Grote verschillen per sector
Van de acht grootste branches liet de reparatie en installatie van machines de sterkste groei zien (+28,5 procent). Ook de rubber- en kunststofindustrie (+7,1 procent), de voedingsmiddelenindustrie (+2,7 procent), de machinebouw (+0,8 procent) en de productie van elektrische en elektronische apparaten (+0,5 procent) groeiden licht.
Daartegenover stonden forse dalingen in de metaalproductenindustrie (-6,3 procent), de transportmiddelenindustrie (-7,3 procent) en de chemie (-8 procent).
Lichte daling ten opzichte van mei
Gecorrigeerd voor seizoen- en kalendereffecten daalde de industriële productie in juni met 0,1 procent vergeleken met mei. De productie schommelt de afgelopen jaren sterk, met afwisselend dalingen en stijgingen. Na een piek in mei 2022 is de trend overwegend dalend.
Producentenvertrouwen stabiel
Het vertrouwen van Nederlandse industriële producenten bleef in juli vrijwel even negatief als in juni. Fabrikanten waren optimistischer over de verwachte bedrijvigheid, maar pessimistischer over hun voorraden en orderpositie.

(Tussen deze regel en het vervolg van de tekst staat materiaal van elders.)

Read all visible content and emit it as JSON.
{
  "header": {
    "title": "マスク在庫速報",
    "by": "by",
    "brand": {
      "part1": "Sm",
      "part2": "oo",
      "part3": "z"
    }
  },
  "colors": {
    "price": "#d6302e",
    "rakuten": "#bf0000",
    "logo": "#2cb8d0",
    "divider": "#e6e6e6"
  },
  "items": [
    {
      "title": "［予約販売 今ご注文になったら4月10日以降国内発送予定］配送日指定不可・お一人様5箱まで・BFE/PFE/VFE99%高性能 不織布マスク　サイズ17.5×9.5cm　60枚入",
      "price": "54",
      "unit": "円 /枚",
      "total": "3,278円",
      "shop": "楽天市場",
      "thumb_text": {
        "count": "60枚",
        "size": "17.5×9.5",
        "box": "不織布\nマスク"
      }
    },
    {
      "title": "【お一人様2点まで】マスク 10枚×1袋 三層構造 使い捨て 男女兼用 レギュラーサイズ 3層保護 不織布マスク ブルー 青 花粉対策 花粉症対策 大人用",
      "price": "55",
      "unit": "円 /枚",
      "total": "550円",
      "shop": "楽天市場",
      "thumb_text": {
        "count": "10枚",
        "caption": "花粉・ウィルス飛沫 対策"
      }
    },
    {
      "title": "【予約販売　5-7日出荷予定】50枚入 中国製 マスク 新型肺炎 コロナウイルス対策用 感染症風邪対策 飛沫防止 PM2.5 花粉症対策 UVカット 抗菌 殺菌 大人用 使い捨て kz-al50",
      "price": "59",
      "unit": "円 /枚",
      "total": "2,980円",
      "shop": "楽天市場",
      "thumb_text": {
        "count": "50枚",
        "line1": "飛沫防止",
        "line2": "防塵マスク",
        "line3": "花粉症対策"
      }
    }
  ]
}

Duitsland nog in grotere krimp
Duitsland, een belangrijke afzetmarkt voor de Nederlandse industrie, zag in juni een productieafname van 4,7 procent ten opzichte van een jaar eerder. Ten opzichte van mei kromp de Duitse productie met 2,8 procent, aldus cijfers van het Duitse statistiekbureau Destatis.